House approves database bill
On May 19, the House of Representatives passed the Collections of Information Antipiracy Act (H.R. 2652), introduced by Rep. Howard Coble (R-NC). The bill would strengthen copyright protection for database publishers.
Database producers have long been calling for legislation to prevent others from electronically copying their data, repackaging it, and selling it. However, some members of the science and education communities are concerned that the Coble bill is too broad and might unduly restrict access to valuable scientific data.

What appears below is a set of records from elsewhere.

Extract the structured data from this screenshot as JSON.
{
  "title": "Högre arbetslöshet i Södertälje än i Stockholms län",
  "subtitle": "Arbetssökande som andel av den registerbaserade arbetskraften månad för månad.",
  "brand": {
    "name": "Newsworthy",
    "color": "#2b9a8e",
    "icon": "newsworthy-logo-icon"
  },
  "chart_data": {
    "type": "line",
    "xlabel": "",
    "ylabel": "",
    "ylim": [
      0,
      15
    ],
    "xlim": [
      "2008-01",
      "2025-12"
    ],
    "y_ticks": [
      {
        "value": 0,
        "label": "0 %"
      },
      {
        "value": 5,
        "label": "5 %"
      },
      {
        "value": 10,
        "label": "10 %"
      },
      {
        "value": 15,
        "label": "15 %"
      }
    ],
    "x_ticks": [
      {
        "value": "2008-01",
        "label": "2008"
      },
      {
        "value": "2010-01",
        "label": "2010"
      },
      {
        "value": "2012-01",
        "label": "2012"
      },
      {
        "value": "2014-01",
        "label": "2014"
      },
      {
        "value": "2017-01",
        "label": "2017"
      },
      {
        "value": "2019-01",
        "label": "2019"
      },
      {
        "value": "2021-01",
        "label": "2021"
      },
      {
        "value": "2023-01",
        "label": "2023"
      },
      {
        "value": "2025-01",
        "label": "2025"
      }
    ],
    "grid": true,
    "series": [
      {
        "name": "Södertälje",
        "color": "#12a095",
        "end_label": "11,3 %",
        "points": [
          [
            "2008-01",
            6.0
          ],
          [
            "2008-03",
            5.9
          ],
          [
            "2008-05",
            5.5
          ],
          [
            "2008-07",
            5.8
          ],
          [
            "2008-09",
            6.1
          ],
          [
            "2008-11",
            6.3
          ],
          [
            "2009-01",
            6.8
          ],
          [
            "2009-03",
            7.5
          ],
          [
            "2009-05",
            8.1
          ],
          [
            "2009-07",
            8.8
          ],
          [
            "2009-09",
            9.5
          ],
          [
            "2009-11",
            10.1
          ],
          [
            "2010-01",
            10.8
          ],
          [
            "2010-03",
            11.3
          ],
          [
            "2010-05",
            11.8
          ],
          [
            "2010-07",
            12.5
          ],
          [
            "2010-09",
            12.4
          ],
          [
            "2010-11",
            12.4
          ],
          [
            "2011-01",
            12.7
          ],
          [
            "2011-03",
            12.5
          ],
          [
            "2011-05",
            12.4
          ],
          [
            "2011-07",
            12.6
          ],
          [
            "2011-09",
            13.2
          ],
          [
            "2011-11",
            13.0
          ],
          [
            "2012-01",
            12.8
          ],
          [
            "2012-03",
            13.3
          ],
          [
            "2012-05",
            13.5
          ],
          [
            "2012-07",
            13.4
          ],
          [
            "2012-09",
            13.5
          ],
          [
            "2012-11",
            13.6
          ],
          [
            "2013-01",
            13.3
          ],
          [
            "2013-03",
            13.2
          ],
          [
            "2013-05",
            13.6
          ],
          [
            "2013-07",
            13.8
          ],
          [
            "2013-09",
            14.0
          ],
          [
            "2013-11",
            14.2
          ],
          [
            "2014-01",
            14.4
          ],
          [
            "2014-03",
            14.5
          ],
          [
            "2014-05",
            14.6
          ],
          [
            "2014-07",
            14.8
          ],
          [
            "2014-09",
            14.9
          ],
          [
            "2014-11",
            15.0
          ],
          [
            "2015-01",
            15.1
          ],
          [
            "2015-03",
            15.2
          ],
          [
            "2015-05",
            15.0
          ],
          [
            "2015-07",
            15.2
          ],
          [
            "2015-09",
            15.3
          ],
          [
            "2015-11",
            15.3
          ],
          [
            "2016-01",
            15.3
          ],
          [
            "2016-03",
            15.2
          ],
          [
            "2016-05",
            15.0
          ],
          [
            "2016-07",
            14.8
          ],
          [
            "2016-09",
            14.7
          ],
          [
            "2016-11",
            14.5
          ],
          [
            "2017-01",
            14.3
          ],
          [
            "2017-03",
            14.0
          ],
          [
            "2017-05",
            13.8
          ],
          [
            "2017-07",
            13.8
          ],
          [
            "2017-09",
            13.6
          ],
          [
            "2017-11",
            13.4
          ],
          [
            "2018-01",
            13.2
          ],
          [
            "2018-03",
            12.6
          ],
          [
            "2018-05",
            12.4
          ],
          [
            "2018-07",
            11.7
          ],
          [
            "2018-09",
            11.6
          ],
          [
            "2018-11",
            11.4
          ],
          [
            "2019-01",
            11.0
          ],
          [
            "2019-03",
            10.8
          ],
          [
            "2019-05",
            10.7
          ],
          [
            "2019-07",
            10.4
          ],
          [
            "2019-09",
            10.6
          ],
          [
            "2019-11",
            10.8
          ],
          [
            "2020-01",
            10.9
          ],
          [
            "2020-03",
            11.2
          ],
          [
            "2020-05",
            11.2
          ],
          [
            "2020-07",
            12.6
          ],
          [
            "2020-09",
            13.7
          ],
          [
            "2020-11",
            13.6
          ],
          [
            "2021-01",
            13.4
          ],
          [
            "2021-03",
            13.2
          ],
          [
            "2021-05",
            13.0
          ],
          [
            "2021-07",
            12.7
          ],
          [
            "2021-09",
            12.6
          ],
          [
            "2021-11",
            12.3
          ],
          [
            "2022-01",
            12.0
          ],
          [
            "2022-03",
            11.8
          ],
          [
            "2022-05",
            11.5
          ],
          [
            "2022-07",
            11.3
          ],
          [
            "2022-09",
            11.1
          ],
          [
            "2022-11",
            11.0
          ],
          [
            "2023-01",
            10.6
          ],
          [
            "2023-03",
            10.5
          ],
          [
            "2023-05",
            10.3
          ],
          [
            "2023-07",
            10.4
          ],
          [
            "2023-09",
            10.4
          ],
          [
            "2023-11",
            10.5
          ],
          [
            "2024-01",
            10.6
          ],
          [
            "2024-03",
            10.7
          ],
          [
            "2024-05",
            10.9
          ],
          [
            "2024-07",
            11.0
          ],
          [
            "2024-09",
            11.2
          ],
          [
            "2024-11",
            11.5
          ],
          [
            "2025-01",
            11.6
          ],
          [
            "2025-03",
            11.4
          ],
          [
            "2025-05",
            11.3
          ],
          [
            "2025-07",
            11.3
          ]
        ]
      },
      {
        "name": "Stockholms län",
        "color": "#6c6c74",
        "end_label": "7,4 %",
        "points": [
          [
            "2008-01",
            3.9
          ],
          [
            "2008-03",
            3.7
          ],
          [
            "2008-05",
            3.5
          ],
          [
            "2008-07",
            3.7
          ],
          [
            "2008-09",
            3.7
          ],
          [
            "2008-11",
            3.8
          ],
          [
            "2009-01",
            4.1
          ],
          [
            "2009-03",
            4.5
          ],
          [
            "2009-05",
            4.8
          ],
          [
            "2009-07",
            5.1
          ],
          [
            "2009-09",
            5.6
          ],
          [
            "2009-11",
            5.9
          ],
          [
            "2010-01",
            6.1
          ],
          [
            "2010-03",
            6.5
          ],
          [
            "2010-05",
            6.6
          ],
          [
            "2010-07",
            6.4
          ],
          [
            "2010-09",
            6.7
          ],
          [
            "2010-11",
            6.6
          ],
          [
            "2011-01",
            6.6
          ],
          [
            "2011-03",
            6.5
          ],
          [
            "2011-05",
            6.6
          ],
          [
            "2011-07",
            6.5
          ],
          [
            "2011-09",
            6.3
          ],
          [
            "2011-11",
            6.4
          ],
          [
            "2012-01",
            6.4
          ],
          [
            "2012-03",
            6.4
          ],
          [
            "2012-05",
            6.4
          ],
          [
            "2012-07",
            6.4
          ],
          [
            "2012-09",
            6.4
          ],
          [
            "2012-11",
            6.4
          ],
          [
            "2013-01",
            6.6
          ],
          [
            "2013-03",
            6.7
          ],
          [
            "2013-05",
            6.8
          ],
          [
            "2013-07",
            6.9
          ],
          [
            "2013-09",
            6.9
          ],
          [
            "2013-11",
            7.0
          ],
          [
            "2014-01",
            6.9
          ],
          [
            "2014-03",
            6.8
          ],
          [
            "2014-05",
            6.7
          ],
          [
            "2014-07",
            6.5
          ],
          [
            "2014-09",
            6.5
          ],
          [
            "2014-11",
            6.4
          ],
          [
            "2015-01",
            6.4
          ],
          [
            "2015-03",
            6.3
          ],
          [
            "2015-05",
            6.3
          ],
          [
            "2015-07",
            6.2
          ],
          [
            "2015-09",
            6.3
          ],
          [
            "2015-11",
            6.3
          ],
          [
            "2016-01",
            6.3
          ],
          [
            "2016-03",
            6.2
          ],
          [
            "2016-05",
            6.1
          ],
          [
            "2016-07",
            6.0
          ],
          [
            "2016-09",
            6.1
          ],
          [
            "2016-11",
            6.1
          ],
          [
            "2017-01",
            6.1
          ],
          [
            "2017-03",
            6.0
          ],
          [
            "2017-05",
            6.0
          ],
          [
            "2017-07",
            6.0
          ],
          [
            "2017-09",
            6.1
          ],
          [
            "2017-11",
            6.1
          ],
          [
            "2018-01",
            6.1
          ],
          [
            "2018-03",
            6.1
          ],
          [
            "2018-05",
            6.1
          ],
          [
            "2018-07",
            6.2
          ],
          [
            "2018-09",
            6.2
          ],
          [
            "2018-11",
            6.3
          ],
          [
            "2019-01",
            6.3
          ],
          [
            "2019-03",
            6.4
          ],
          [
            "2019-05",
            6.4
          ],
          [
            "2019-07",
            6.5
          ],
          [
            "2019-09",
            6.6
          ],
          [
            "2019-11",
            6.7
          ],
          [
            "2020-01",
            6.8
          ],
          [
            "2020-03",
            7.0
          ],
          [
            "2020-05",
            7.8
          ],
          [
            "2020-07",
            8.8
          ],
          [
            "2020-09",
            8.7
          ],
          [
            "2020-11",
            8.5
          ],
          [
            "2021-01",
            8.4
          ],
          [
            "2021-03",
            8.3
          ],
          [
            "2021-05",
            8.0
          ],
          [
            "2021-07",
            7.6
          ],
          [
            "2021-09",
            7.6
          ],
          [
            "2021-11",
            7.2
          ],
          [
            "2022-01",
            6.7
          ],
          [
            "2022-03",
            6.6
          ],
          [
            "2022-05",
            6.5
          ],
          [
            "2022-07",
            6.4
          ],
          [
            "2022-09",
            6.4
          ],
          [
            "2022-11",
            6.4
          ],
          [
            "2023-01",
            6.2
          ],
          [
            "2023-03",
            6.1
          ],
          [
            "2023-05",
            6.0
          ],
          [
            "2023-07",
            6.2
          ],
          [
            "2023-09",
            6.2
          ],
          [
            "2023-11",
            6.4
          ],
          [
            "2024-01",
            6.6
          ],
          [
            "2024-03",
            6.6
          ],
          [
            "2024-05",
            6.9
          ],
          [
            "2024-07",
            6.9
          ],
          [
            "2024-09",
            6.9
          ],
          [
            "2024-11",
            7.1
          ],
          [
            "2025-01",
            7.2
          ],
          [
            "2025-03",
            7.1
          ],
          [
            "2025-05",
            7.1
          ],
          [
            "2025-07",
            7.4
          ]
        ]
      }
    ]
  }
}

Rep. George Brown (D-Calif.), ranking minority member of the House Science Committee, was the only member of Congress to speak out against the bill when it was brought to the floor. “The problem is that the bill has not found yet a proper balance between protecting original investments in databases and the economic and social cost of unduly restricting and discouraging downstream application of these databases, particularly in regard to uses for basic research or education,” Brown said.
Coble and Judiciary Committee ranking member Rep. Barney Frank (D-Mass.), however, argue that the bill fills a gap in current U.S. copyright law while still addressing the concerns of the research and education communities. “We make a distinction here in this bill between commercial use of someone else’s property and the intellectual use. If people think we have not done the balance perfectly, I would be willing to listen, but they do not want to come forward with specifics,” Frank said. Earlier in the session, the bill was amended to make employees and agents of nonprofit and educational institutions exempt from criminal liability if they violate the proposed law.